77. A Paper Wrapper for A Pageant

Book-jackets, Thomas G. Tanselle's (partly new) study on paper wrappers for books, mentions a dustwrapper for volume 2 of The Pageant, 1897, that is unusual because the book mentions the name of the designer.
Wrapper for The pageant, 1897
Usually the designers of these jackets were not identified, but then, most wrappers were only sparsely illustrated, while this one is printed in colour after a design by Gleeson White. The drawing is not signed, but his name is mentioned in a footnote to the foreword, which is also quoted by Tanselle as it calls the jacket an 'outer wrapper', showing that the nomenclature for this phenomenon had not yet chrystallized.

Gleeson White, who was the literary editor of the magazine, must have designed it in consultation with the art editor, Charles Shannon, who could have commissioned another artist, for example Charles Ricketts, who designed the binding, or Lucien Pissarro, who designed the end-papers.
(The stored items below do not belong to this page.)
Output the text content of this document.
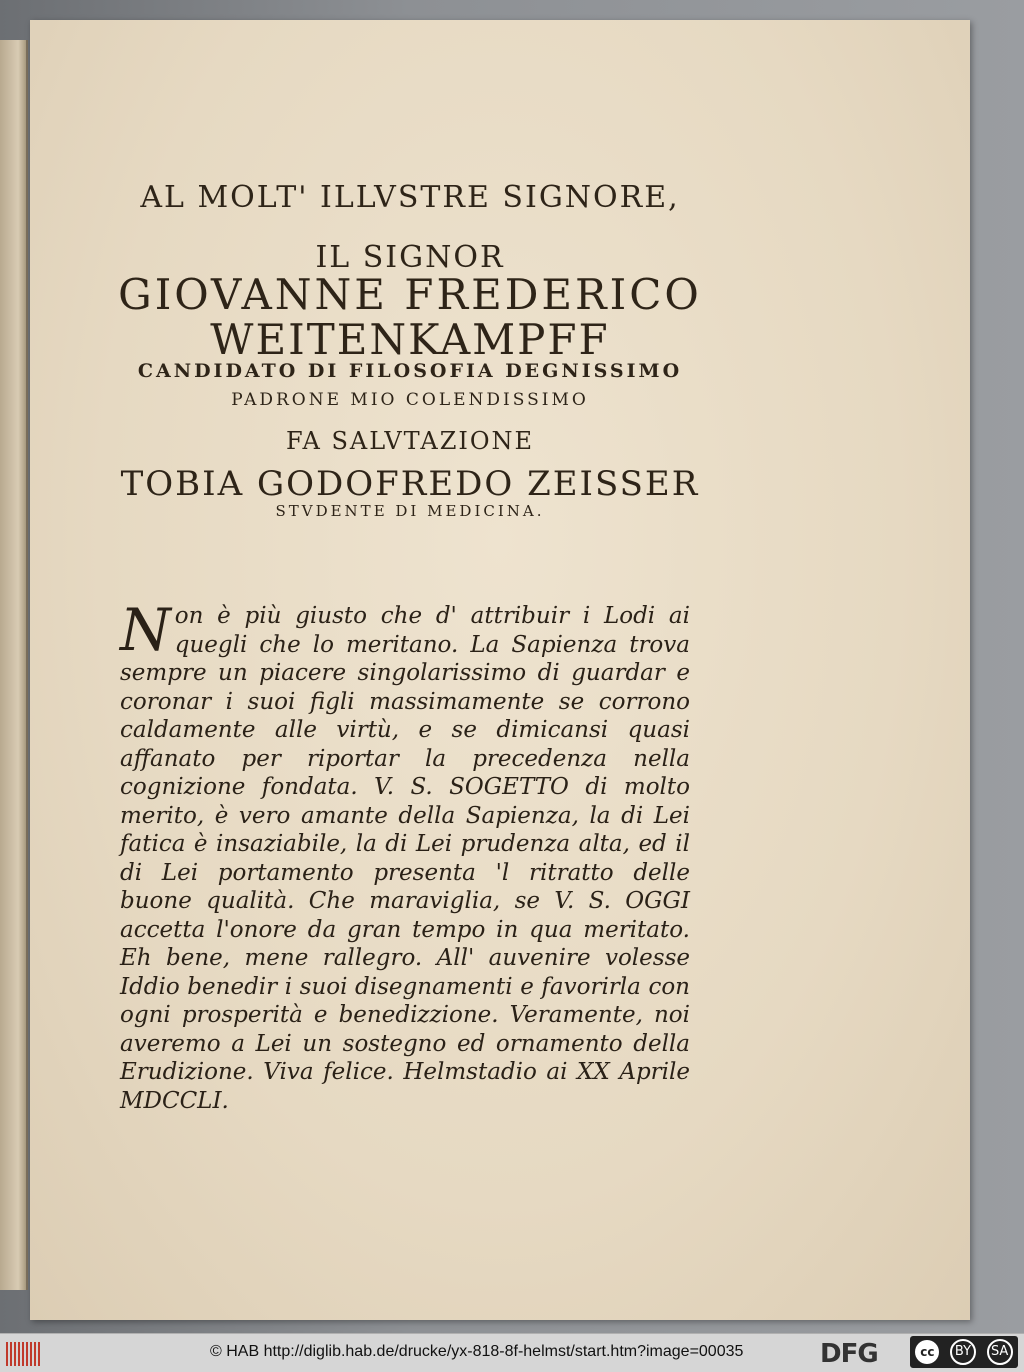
AL MOLT' ILLVSTRE SIGNORE,
IL SIGNOR
GIOVANNE FREDERICO
WEITENKAMPFF
CANDIDATO DI FILOSOFIA DEGNISSIMO
PADRONE MIO COLENDISSIMO
FA SALVTAZIONE
TOBIA GODOFREDO ZEISSER
STVDENTE DI MEDICINA.
Non è più giusto che d' attribuir i Lodi ai quegli che lo meritano. La Sapienza trova sempre un piacere singolarissimo di guardar e coronar i suoi figli massimamente se corrono caldamente alle virtù, e se dimicansi quasi affanato per riportar la precedenza nella cognizione fondata. V. S. SOGETTO di molto merito, è vero amante della Sapienza, la di Lei fatica è insaziabile, la di Lei prudenza alta, ed il di Lei portamento presenta 'l ritratto delle buone qualità. Che maraviglia, se V. S. OGGI accetta l'onore da gran tempo in qua meritato. Eh bene, mene rallegro. All' auvenire volesse Iddio benedir i suoi disegnamenti e favorirla con ogni prosperità e benedizzione. Veramente, noi averemo a Lei un sostegno ed ornamento della Erudizione. Viva felice. Helmstadio ai XX Aprile MDCCLI.
© HAB http://diglib.hab.de/drucke/yx-818-8f-helmst/start.htm?image=00035	DFG	cc	BY	SA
Apparently it was not deemed important for this magazine to follow the new rules of book design, whereby the book was seen as a unity. The designs by Ricketts, Pissarro, and Gleeson White are quite different in character, and the whole now expresses not so much the unity of the book as the intimacy of a small coterie of artists.
Wrapper for The pageant, 1897
Gleeson White's design is printed in green, red and white on thin brown wrapping paper. It illustrates a brick wall, behind which one can see a pageant, with people who are out of sight, carrying spears and banners. In the front is a row of trees, with doves and flowers. The title, the publisher's name, and the price are mentioned on the front. The spine is almost never shown. It also mentions the title and the imprint.
Spine of wrapper for The pageant, 1897
The first volume of The Pageant (for 1896) did not have a paper wrapper, and one may assume that the reason for Gleeson White's wrapper must have been the lack of sales. The second volume, in spite of its attractive colour wrapper, was to be the last of this short-lived annual for art and literature.